为了更好地组织参数和拟合结果,包括可以轻松固定或给定界限的命名参数,以及探索参数值和预测中的不确定性的高级方法,您可以考虑使用lmfit
( https://lmfit.github.io/lmfit- py/ )。特别是,lmfit.Model
是一个曲线拟合类,它将通过名称识别您的函数参数。对于您的示例来说重要的是,它允许多个自变量,并允许这些自变量是任何 Python 类型(不限于一维数组)。 lmfit.Model
也为你做扁平化。使用lmfit
,您的示例代码将如下所示:
import numpy as np
from scipy.integrate import odeint
import matplotlib.pyplot as plt
from lmfit import Model
def func_ode(y,t,qS,qSq,betaV1,betaV2,beta1,beta2,e1,
eta1,eta2,etaH,delta2,deltaH,theta2,f1,f2,fH,d):
Sq,S,E1,E2,H,R,D,V=y
dSq=qS*S-qSq*Sq
dS=qSq*Sq-(betaV1*V+betaV2*V+beta1*E1+beta2*E2)*S
dE1=(betaV1*V+beta1*E1)*S-(e1+eta1)*E1
dE2=(betaV2*V+beta2*E2)*S+e1*E1-(eta2+delta2+theta2)*E2
dH=theta2*E2-(etaH+deltaH)*H # theta is for recovered
dR=eta1*E1+eta2*E2+etaH*H # eta is for recovered
dD=delta2*E2+deltaH*H # delta is for death
dV=f1*E1+f2*E2+fH*H-d*V
dy=[dSq, dS, dE1, dE2, dH, dR, dD, dV]
return dy
numpy_data=np.array([.... ]) # taken from your pastebin example
def func_y(t, qS, qSq, betaV1, betaV2, beta1, beta2, e1, eta1,
eta2, etaH, delta2, deltaH, theta2, f1, f2, fH, d, y_0):
"""
Solution to the ODE y'(t) = f(t, y, parameters) with
initial condition y(0) = y_0
"""
return odeint(func_ode, y_0, t, args=(qS, qSq, betaV1, betaV2,
beta1, beta2, e1, eta1,
eta2, etaH, delta2, deltaH,
theta2, f1, f2, fH, d))
y_0 = numpy_data[0,:].tolist()
numpy_data = numpy_data[1:60,:]
number_of_reference_time, _ = np.shape(numpy_data)

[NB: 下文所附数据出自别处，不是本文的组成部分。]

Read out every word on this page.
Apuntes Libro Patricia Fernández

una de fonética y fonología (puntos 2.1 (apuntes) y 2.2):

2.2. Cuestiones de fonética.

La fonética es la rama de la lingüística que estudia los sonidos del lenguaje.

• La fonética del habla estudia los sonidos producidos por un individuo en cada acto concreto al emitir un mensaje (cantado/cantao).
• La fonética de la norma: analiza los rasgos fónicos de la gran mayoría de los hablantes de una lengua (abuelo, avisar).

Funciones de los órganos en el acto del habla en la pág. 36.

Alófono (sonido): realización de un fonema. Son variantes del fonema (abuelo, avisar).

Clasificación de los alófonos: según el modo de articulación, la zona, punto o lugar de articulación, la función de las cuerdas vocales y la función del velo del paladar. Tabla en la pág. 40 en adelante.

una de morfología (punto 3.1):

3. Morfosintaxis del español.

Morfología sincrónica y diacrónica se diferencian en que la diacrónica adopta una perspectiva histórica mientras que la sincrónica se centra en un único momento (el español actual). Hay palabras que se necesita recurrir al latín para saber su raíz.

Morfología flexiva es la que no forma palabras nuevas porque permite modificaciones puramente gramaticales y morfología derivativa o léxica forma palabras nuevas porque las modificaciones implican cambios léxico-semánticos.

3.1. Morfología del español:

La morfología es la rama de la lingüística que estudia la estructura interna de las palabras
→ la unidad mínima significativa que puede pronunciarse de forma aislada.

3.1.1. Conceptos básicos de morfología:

t = np.linspace(1, number_of_reference_time, number_of_reference_time)
# create a model from your function, identifying the names of the
# independent variables (arguments to not treat as variables in the fit)
omodel = Model(func_y, independent_vars=['t', 'y_0'])

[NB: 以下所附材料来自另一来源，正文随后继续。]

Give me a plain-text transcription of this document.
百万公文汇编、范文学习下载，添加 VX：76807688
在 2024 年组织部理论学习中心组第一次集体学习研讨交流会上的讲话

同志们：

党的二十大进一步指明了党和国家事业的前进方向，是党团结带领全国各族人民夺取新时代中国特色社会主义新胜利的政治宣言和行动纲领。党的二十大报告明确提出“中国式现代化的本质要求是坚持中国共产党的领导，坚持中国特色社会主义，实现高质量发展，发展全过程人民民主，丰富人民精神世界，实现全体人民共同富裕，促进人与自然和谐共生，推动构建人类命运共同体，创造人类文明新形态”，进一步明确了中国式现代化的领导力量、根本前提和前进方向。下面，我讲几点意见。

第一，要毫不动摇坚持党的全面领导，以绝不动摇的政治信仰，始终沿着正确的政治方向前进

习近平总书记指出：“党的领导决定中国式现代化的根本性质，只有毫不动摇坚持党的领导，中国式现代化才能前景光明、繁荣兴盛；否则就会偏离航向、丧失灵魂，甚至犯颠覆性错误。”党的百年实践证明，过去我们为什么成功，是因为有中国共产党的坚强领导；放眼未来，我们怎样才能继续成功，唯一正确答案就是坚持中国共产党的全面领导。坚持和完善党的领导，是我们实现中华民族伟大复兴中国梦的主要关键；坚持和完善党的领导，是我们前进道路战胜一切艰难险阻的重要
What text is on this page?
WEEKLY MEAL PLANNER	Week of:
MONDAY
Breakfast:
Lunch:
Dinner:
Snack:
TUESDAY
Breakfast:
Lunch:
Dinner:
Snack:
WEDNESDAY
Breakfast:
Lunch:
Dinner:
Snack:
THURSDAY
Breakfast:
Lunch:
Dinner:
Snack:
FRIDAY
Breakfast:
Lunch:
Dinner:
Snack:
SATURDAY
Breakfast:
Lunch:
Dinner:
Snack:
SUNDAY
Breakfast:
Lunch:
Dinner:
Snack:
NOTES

# make parameters for this model, using the argument names from
# your model function
params = omodel.make_params(qS=0, qSq=1e-4, betaV1=4e-9, betaV2=1e-9,
beta1=4e-9, beta2=1e-9, e1=1/100,
eta1=1/21, eta2=1/104, etaH=1/10,
delta2=1/200, deltaH=1/10400, theta2=1/3.5,
f1=1400, f2=1000, fH=1700, d=144)
# do the fit to `data` with `parameters` and passing in the
# independent variables explicitly
result = omodel.fit(numpy_data, params, t=t, y_0=y_0)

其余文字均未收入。